Cat flu - What to look out for, and the importance of vaccination

Cat flu is the common name for a highly contagious upper respiratory disease that affects the health of cats and kittens. Just like with human flu it can be caused by one or more viruses, most often Feline Herpes 1 (FHV1) and Feline Calicivirus (FVC). Unlike human flu, people can’t catch it, and people cannot pass human flu to their cats.

Common symptoms of cat flu

Be on the lookout for any of the following symptoms. And bear in mind that there is no specific cat flu season, but it can brought on by periods of stress…

  • Sneezing
  • Discharge from the nose and or eyes
  • Breathing problems
  • Open mouthed breathing
  • Coughing
  • Squinting
  • Swollen eyes
  • Loss of appetite
  • Sore mouth or tongue
  • Fever

The RSPCA and other pet care organisations encourage owners to get to know their cats’ normal demeanour, look and temperature, so you can identify changes quickly. For example, some of these symptoms may be caused by hay fever or other allergies.

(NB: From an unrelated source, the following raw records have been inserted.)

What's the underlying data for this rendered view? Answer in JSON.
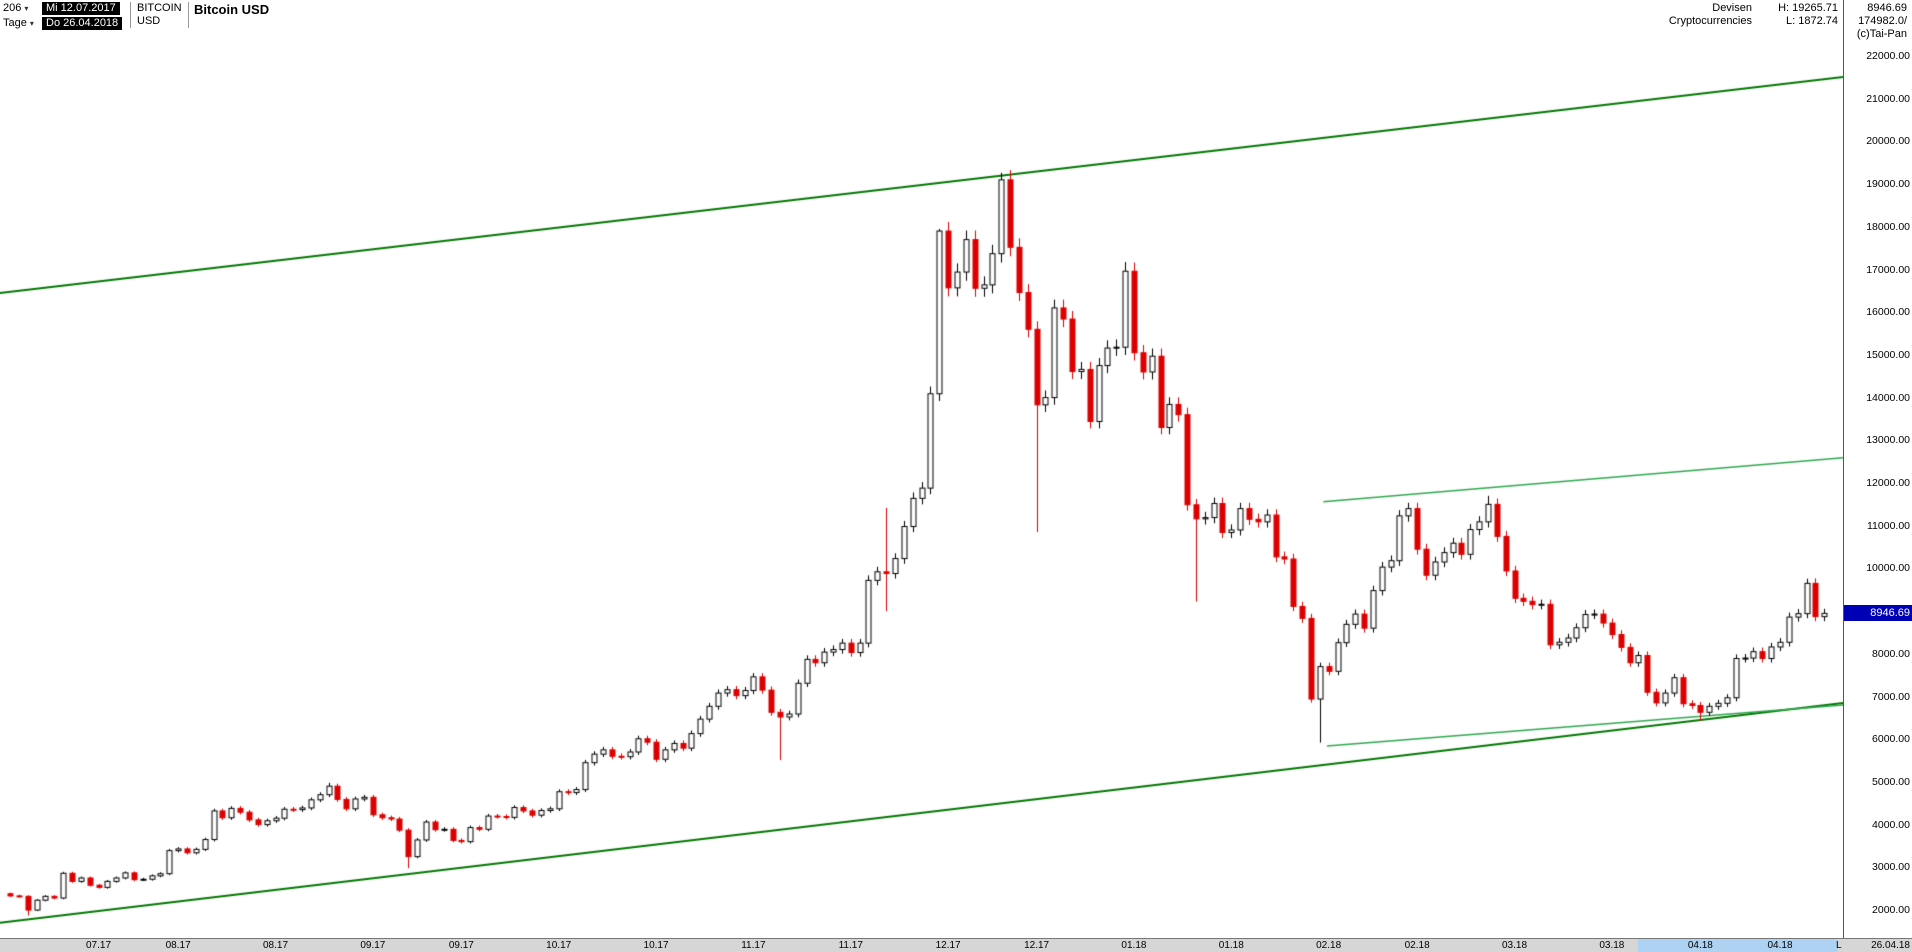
{
  "header": {
    "bars_count": "206",
    "dropdown_arrow": "▾",
    "start_date": "Mi 12.07.2017",
    "period_label": "Tage",
    "end_date": "Do 26.04.2018",
    "symbol_line1": "BITCOIN",
    "symbol_line2": "USD",
    "title": "Bitcoin USD",
    "category_line1": "Devisen",
    "category_line2": "Cryptocurrencies",
    "high_label": "H: 19265.71",
    "low_label": "L: 1872.74",
    "last_price": "8946.69",
    "volume": "174982.0/",
    "copyright": "(c)Tai-Pan"
  },
  "price_axis": {
    "ticks": [
      22000,
      21000,
      20000,
      19000,
      18000,
      17000,
      16000,
      15000,
      14000,
      13000,
      12000,
      11000,
      10000,
      9000,
      8000,
      7000,
      6000,
      5000,
      4000,
      3000,
      2000
    ],
    "current_price": "8946.69",
    "current_price_value": 8946.69
  },
  "time_axis": {
    "ticks": [
      {
        "label": "07.17",
        "index": 10
      },
      {
        "label": "08.17",
        "index": 19
      },
      {
        "label": "08.17",
        "index": 30
      },
      {
        "label": "09.17",
        "index": 41
      },
      {
        "label": "09.17",
        "index": 51
      },
      {
        "label": "10.17",
        "index": 62
      },
      {
        "label": "10.17",
        "index": 73
      },
      {
        "label": "11.17",
        "index": 84
      },
      {
        "label": "11.17",
        "index": 95
      },
      {
        "label": "12.17",
        "index": 106
      },
      {
        "label": "12.17",
        "index": 116
      },
      {
        "label": "01.18",
        "index": 127
      },
      {
        "label": "01.18",
        "index": 138
      },
      {
        "label": "02.18",
        "index": 149
      },
      {
        "label": "02.18",
        "index": 159
      },
      {
        "label": "03.18",
        "index": 170
      },
      {
        "label": "03.18",
        "index": 181
      },
      {
        "label": "04.18",
        "index": 191
      },
      {
        "label": "04.18",
        "index": 200
      }
    ],
    "marker": "L",
    "last_label": "26.04.18",
    "highlight_start_index": 184,
    "highlight_end_index": 206.5
  },
  "chart_data": {
    "type": "candlestick",
    "title": "Bitcoin USD",
    "instrument": "BITCOIN USD",
    "period": "Tage (daily, weekdays) Mi 12.07.2017 - Do 26.04.2018, 206 bars",
    "high_of_range": 19265.71,
    "low_of_range": 1872.74,
    "last_close": 8946.69,
    "y_axis_range": [
      2000,
      22000
    ],
    "grid": false,
    "first_open": 2380,
    "closes": [
      2330,
      2320,
      1998,
      2230,
      2320,
      2280,
      2860,
      2670,
      2750,
      2580,
      2530,
      2670,
      2750,
      2870,
      2710,
      2720,
      2800,
      2850,
      3390,
      3430,
      3340,
      3420,
      3650,
      4320,
      4160,
      4380,
      4290,
      4110,
      4000,
      4090,
      4150,
      4360,
      4350,
      4390,
      4580,
      4700,
      4900,
      4590,
      4370,
      4600,
      4640,
      4230,
      4160,
      4130,
      3870,
      3250,
      3640,
      4060,
      3880,
      3890,
      3630,
      3600,
      3930,
      3890,
      4200,
      4190,
      4170,
      4400,
      4320,
      4220,
      4330,
      4370,
      4770,
      4750,
      4820,
      5450,
      5650,
      5750,
      5600,
      5590,
      5700,
      6010,
      5930,
      5530,
      5750,
      5900,
      5790,
      6130,
      6470,
      6770,
      7080,
      7160,
      7020,
      7140,
      7460,
      7150,
      6630,
      6520,
      6590,
      7310,
      7870,
      7790,
      8040,
      8100,
      8250,
      8030,
      8250,
      9720,
      9920,
      9880,
      10230,
      10980,
      11640,
      11880,
      14090,
      17900,
      16570,
      16940,
      17700,
      16560,
      16640,
      17370,
      19100,
      17520,
      16460,
      15600,
      13830,
      14000,
      16100,
      15840,
      14610,
      14660,
      13440,
      14750,
      15160,
      15180,
      16960,
      15050,
      14600,
      14970,
      13300,
      13840,
      13600,
      11490,
      11160,
      11190,
      11520,
      10840,
      10900,
      11400,
      11150,
      11090,
      11250,
      10270,
      10220,
      9110,
      8830,
      6940,
      7700,
      7590,
      8260,
      8690,
      8930,
      8600,
      9480,
      10030,
      10180,
      11230,
      11400,
      10450,
      9840,
      10150,
      10370,
      10590,
      10330,
      10910,
      11090,
      11500,
      10750,
      9940,
      9300,
      9230,
      9150,
      9160,
      8210,
      8270,
      8370,
      8610,
      8920,
      8930,
      8720,
      8450,
      8150,
      7790,
      7960,
      7100,
      6850,
      7080,
      7440,
      6830,
      6790,
      6630,
      6770,
      6840,
      6970,
      7890,
      7900,
      8050,
      7890,
      8160,
      8270,
      8860,
      8940,
      9650,
      8870,
      8946.69
    ],
    "wick_overrides": {
      "2": {
        "low": 1872.74
      },
      "36": {
        "high": 4980
      },
      "45": {
        "low": 2980
      },
      "87": {
        "low": 5510
      },
      "99": {
        "high": 11420,
        "low": 9000
      },
      "105": {
        "high": 17950
      },
      "112": {
        "high": 19265.71
      },
      "116": {
        "low": 10850
      },
      "126": {
        "high": 17176
      },
      "134": {
        "low": 9222
      },
      "148": {
        "low": 5920
      },
      "167": {
        "high": 11700
      },
      "191": {
        "low": 6430
      },
      "203": {
        "high": 9760
      }
    },
    "trendlines": [
      {
        "name": "ascending-channel-upper",
        "i1": -1.2,
        "p1": 16450,
        "i2": 207.2,
        "p2": 21510,
        "color": "#007700",
        "width": 2
      },
      {
        "name": "ascending-channel-lower",
        "i1": -1.2,
        "p1": 1700,
        "i2": 207.2,
        "p2": 6850,
        "color": "#007700",
        "width": 2
      },
      {
        "name": "minor-channel-upper",
        "i1": 148.4,
        "p1": 11560,
        "i2": 207.2,
        "p2": 12590,
        "color": "#2fa84f",
        "width": 1.5
      },
      {
        "name": "minor-channel-lower",
        "i1": 148.8,
        "p1": 5840,
        "i2": 207.2,
        "p2": 6800,
        "color": "#2fa84f",
        "width": 1.5
      }
    ],
    "colors": {
      "up_fill": "#ffffff",
      "up_stroke": "#000000",
      "down": "#dd0000",
      "trend_major": "#007700",
      "trend_minor": "#2fa84f",
      "current_price_bg": "#0000b4"
    }
  }
}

TIP: You can check the temperature by using a digital thermometer that cannot penetrate too far into the ear. A warm, dry nose DOES NOT indicate a fever. A normal temperature ranges from 38.1¿C to 39.2¿C (100.5¿ to 102.5¿ Fahrenheit).

How to treat cat flu

As cat flu is a virus, there is no direct cure, so treatment aims to relieve the suffering from symptoms while the body fights the infection. Sadly, this fight can all too often overcome cats who are very young, older or who have a weakened system from other illness or injury.

Vets can provide pain medication, anti-viral meds, eye drops and antibiotics if any bacterial infections arise. In severe cases your cat may require an intravenous drip for hydration, so please contact your vet as soon as you suspect cat flu. They may also alert the local community and other veterinary surgeries in case owners need to keep cats in doors.

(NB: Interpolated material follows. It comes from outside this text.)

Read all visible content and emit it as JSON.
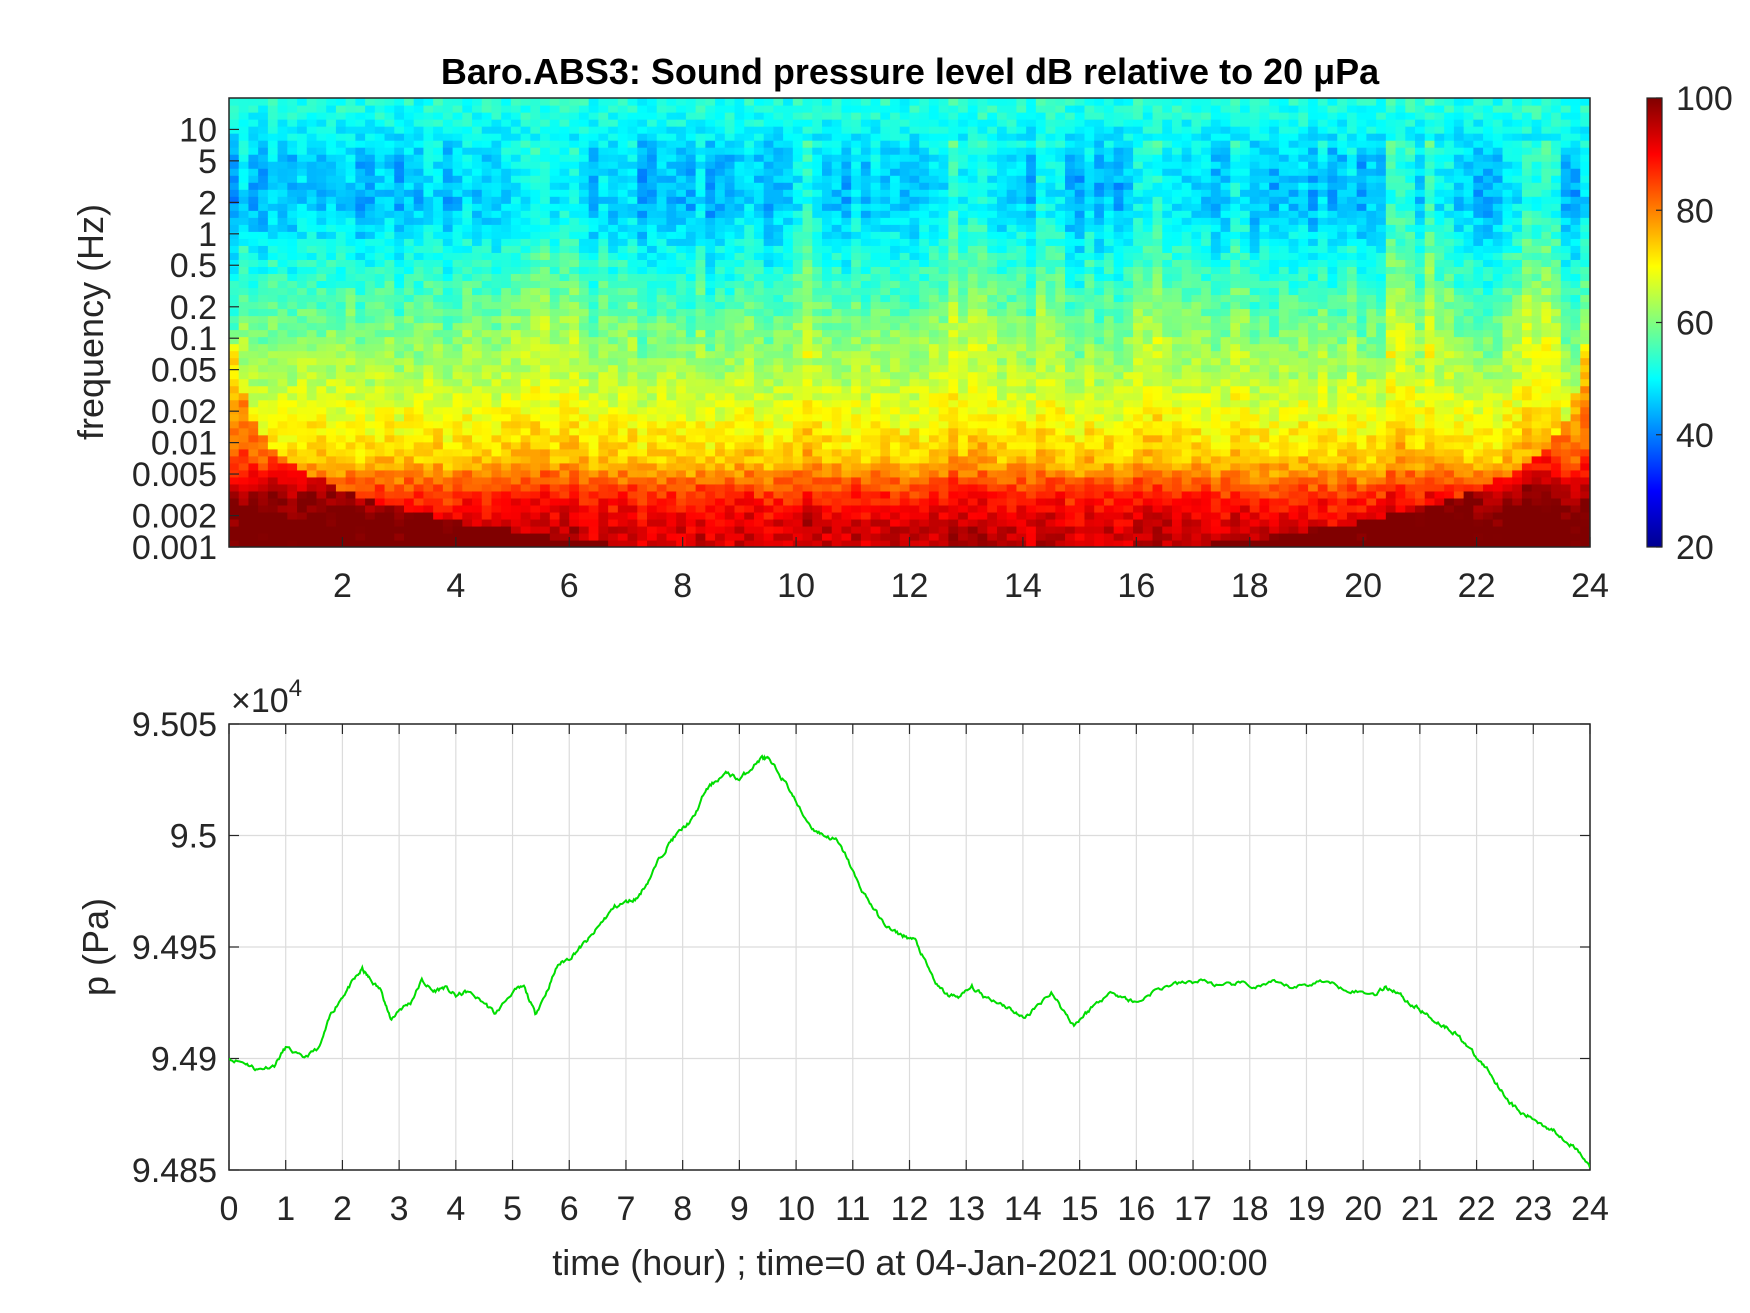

If your cat has the above symptoms, or is diagnosed with cat flu, please isolate them from other cats, keep them indoors and separate their feeding stations and bedding, ensuring these items are also washed separately.

Will my cat always carry the cat flu virus?

Unfortunately, yes. Viruses never leave the system and can flare up again in times of stress or illness, such as moving house or boarding. The virus can also be spread to other cats at stressful times, so you must always advise the cattery or boarding kennel if you ever intend to use one.

It stands to reason that the best way to avoid illness from cat flu is to protect against it with vaccination. Kittens can begin a course of cat flu vaccination from eight weeks of age, with booster vaccines given throughout their lives.

Please check with the person from whom you obtain your kitten or cat that they have a clean bill of health and full vaccination record.